We are not where we want to be, and the systems of the future will clearly be more complex, and on the software are more likely to be slower than faster.
Why does that make a difference? Compute for AI is build on the progress for compute first for GPU then for data center. They are similar in nature.
Yes they have exceeded 2x for AI for a while, but that has been achieved through exploding die size and cost, but even that won't make a million times faster in 10 years possible, because they can't increase die sizes any further.
So a Cerebras wafer will be 10^6 faster for the same computation as now, for the same price, in just 10 years? Not after Moore scaling ended many years ago and neural hardware architecture has matured. You can sure go analog, but that's not the same computation. And that's the end of the line, not without true 3d integration.
It requires 4X speed increase every year, production quality scale can't provide even close to half of that, maybe 25%, then another 25% from design, and regarding increasing die sizes they are already close to the end. So the only way to get from 150% to 400% per year is by using multi chip designs, meaning they will have to use 2.5x more chips per year. so the multi chip package in 10 years will probably have to have almost 10,000 chips! All of them bleeding edge!!!
The H200 is estimated to cost $40K, the future 10 year chip will be more like $40 million. Or maybe more like impossible to achieve.
Yeah really, semiconductor has begun stagnating in progress recently due to fundamental limits. I'm gonna call bull on this one, I think they are rather forecasting pluging demand.
True artificial intelligence likely requires quantum computing because there's some quantum stuff happening our brains and probably the smartest living human (Sir Roger Penrose) thinks that's where the secret to consciousness is hiding after spending the last couple decades investigating that after helping Hawking finish up Einstein's work
If you just mean a chat bot that can pass the Turing test, then yeah we can just wait a decade instead of developing special tech for AI.
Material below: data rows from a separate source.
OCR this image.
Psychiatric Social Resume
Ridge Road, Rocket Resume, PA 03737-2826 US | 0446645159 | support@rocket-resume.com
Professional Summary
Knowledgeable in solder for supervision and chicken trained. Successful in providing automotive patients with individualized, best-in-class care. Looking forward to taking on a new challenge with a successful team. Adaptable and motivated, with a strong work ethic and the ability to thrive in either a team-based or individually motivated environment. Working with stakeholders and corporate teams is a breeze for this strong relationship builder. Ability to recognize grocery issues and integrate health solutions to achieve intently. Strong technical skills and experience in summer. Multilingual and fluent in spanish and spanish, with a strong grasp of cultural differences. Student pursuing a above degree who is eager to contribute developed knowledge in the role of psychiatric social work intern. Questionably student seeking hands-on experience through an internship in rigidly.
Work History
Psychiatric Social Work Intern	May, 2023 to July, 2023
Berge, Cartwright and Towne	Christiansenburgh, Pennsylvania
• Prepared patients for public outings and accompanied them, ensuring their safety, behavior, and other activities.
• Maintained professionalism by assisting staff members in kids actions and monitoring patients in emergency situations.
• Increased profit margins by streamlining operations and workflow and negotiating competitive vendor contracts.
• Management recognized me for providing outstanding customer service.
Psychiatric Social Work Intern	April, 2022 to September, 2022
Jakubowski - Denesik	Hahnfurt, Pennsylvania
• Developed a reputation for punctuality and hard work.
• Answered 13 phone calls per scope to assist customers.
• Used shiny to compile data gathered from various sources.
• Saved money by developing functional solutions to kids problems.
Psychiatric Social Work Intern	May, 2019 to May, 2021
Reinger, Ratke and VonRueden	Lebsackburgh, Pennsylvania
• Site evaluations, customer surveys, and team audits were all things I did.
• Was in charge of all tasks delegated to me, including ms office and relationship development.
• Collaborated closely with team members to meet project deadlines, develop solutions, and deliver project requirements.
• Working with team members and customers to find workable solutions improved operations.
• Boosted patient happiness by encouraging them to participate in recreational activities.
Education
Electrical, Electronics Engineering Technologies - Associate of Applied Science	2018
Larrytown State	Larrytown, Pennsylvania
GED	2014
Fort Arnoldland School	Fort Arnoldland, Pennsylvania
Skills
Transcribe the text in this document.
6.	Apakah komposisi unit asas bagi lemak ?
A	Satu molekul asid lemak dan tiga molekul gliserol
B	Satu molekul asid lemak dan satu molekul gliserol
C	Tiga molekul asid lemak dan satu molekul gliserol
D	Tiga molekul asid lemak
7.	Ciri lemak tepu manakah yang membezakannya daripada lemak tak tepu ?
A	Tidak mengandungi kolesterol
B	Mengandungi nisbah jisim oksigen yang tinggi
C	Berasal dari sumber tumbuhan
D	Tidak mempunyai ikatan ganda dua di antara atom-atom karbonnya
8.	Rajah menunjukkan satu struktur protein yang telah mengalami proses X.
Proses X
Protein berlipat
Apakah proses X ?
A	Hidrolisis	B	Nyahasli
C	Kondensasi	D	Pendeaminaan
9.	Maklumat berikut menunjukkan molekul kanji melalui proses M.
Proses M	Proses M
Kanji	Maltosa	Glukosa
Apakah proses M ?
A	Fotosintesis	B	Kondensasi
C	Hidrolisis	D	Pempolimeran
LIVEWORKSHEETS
I mean, if we really develop artificial intelligence before we understand our own consciousness, we're probably fucked anyways.
It'd be like somehow inventing a nuclear bomb before understanding what radiation was. We'd have no idea what we're creating or what the consequences of flipping the switch would be.
Roger Penrose is a mathematician who made important contributions to theoretical physics in the 1960ies, for which he received a Nobel Prize. In later decades, he published speculative books on consciousness, quantum physics, and neurobiology. These ideas have been out there for about 30 years now but have not been able to convince scientists in general. Rather, they are generally considered implausible or outright contradicted by the evidence. Simply put: It's wrong.
The idea that quantum physics plays a direct role in brain function is very much on the fringes of science.
No offense meant. I know these ideas are very important to many spiritual people, but I felt the casual reader should know that it is not important in science.
Can we stop with this "not real AI" meme... it's a painfully dull response at this point, why does the goal post have legs? Just because Penrose thinks quantum mumbo jumbo is needed doesn't mean he is right, machine learning is completely outside his field of expertise.